Soon I found that there had indeed been no less than 14 new member countries approved, and that eight of them were from PanAmerica. But I must admit the list made me puzzled. Of course, after all my years of involvement in the PanAmerican Team Handball Federation I am aware of the longstanding sense of frustration that handball has not caught on in the majority of the large number of countries in Central America and the Caribbean. The contrast with football has been obvious and irritating. I recently saw the list of match-ups in the football World Cup qualifying and I found, for example: Grenada-Belize, Antigua & Barbuda-Curacao, and Surinam-Cayman Islands, with referees from St. Lucia, Barbados and Dominica. Quite impressive, because it is evidence of serious activity.
And now I found that the eight new IHF member countries were: Antigua & Barbuda, Bahamas, Belize, Cayman Islands, Dominica, Grenada, Guyana, and British Virgin Islands. In other words, a grouping rather similar to that in football. This sudden development intrigued me, so I spent some time contacting friends from these and neighboring places in the Caribbean. Essentially, I was met by confused and puzzled responses. Some helped me find my way to media indications that a handball federation was indeed registered, but virtually nobody managed to point me to any indications of handball activity.
Of course, I am aware that the requirements for establishing a federation are rather modest. You need to be able to fill out forms explaining the structure of the federation, naming the people running it, accounting for the number of clubs and players (often at the youth level, and sometimes more in beach handball) etc. And naturally the establishment of a federation is a first step to really make our sport take root, so there is certainly nothing wrong about having a structure in place to spread the word, to recruit players and to try to obtain some financing for a limited level of competition and education. This is the reality of how to go about spreading our often unknown sport, slowly but surely.
BUT, I am really intrigued about what the plans of the IHF and particularly the PATHF are, now that these eight countries have been added to the membership.

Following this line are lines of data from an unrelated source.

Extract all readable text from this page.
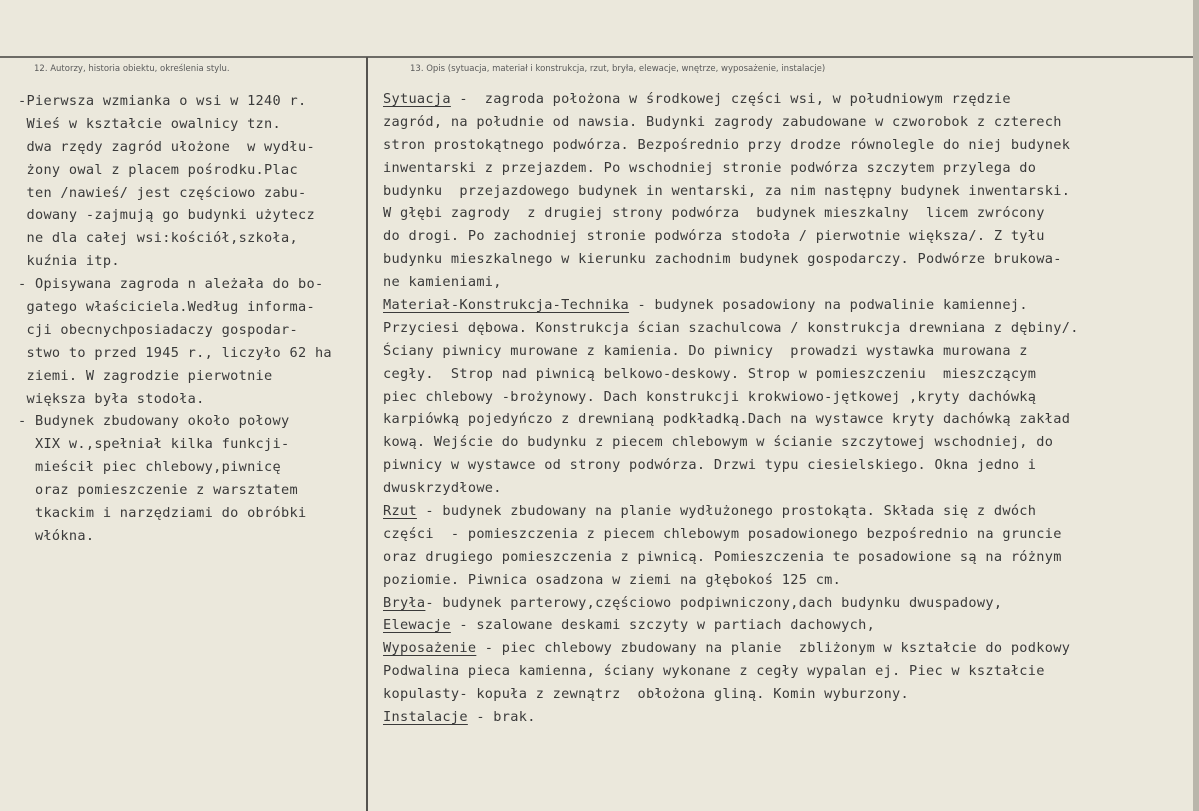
12. Autorzy, historia obiektu, określenia stylu.	13. Opis (sytuacja, materiał i konstrukcja, rzut, bryła, elewacje, wnętrze, wyposażenie, instalacje)
-Pierwsza wzmianka o wsi w 1240 r.
Wieś w kształcie owalnicy tzn.
dwa rzędy zagród ułożone  w wydłu-
żony owal z placem pośrodku.Plac
ten /nawieś/ jest częściowo zabu-
dowany -zajmują go budynki użytecz
ne dla całej wsi:kościół,szkoła,
kuźnia itp.
- Opisywana zagroda n ależała do bo-
gatego właściciela.Według informa-
cji obecnychposiadaczy gospodar-
stwo to przed 1945 r., liczyło 62 ha
ziemi. W zagrodzie pierwotnie
większa była stodoła.
- Budynek zbudowany około połowy
XIX w.,spełniał kilka funkcji-
mieścił piec chlebowy,piwnicę
oraz pomieszczenie z warsztatem
tkackim i narzędziami do obróbki
włókna.
Sytuacja -  zagroda położona w środkowej części wsi, w południowym rzędzie
zagród, na południe od nawsia. Budynki zagrody zabudowane w czworobok z czterech
stron prostokątnego podwórza. Bezpośrednio przy drodze równolegle do niej budynek
inwentarski z przejazdem. Po wschodniej stronie podwórza szczytem przylega do
budynku  przejazdowego budynek in wentarski, za nim następny budynek inwentarski.
W głębi zagrody  z drugiej strony podwórza  budynek mieszkalny  licem zwrócony
do drogi. Po zachodniej stronie podwórza stodoła / pierwotnie większa/. Z tyłu
budynku mieszkalnego w kierunku zachodnim budynek gospodarczy. Podwórze brukowa-
ne kamieniami,
Materiał-Konstrukcja-Technika - budynek posadowiony na podwalinie kamiennej.
Przyciesi dębowa. Konstrukcja ścian szachulcowa / konstrukcja drewniana z dębiny/.
Ściany piwnicy murowane z kamienia. Do piwnicy  prowadzi wystawka murowana z
cegły.  Strop nad piwnicą belkowo-deskowy. Strop w pomieszczeniu  mieszczącym
piec chlebowy -brożynowy. Dach konstrukcji krokwiowo-jętkowej ,kryty dachówką
karpiówką pojedyńczo z drewnianą podkładką.Dach na wystawce kryty dachówką zakład
kową. Wejście do budynku z piecem chlebowym w ścianie szczytowej wschodniej, do
piwnicy w wystawce od strony podwórza. Drzwi typu ciesielskiego. Okna jedno i
dwuskrzydłowe.
Rzut - budynek zbudowany na planie wydłużonego prostokąta. Składa się z dwóch
części  - pomieszczenia z piecem chlebowym posadowionego bezpośrednio na gruncie
oraz drugiego pomieszczenia z piwnicą. Pomieszczenia te posadowione są na różnym
poziomie. Piwnica osadzona w ziemi na głębokoś 125 cm.
Bryła- budynek parterowy,częściowo podpiwniczony,dach budynku dwuspadowy,
Elewacje - szalowane deskami szczyty w partiach dachowych,
Wyposażenie - piec chlebowy zbudowany na planie  zbliżonym w kształcie do podkowy
Podwalina pieca kamienna, ściany wykonane z cegły wypalan ej. Piec w kształcie
kopulasty- kopuła z zewnątrz  obłożona gliną. Komin wyburzony.
Instalacje - brak.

It would have been normal to find some kind of proud media announcement, together with an indication of the general plans to help these countries with some kind of jump start. After all, they are in a region where travel costs do not match those of Greenland teams going to Chile, and they could even be collaborating with each other in a synergetic effort to create competition and interest. And both IHF and the PATHF should be able to provide material and teachers at the grassroots level to train players, coaches, referees and administrators.
I am raising the question with some degree of apprehension or even suspicion, because I have experienced in the past that the efforts often have fizzled out, once some brand new federations, without any handball traditions, have been signed up. The countries have been left to their own devices and one has almost had the impression that it was mainly a ‘numbers game’. In other words, it looked good to be able to show that the continent’s handball was growing. And here I am not picking particularly on Panamerica and PATHF; the trend has been the same everywhere. Where the suspicions enter the picture is when the time comes for an IHF Congress. IHF dutifully(?) provides the poor new members with the help they need to attend. And these new and uninformed members are then in the hands of continental bosses when it comes to understanding how to use voting power, how to be loyal members of the continent, and how to show their gratitude to the existing regime.
So my point is: I wish the eight new member federations every success. I hope to see them matching the level of activity from football, both at the grassroots level and in regional competition, in a not too distant future. Indeed, I just regret that this is happening now, after my PATHF involvement is finished, because just perhaps I could have been of some help if it had happened some years ago. But the progress will clearly not come about with the external support that I mentioned about above. These federations will need a lot of help, so I hope the IHF and the PATHF will be serious about that this time. Again, I am looking forward to hearing about the plans for an efficient and sustained effort!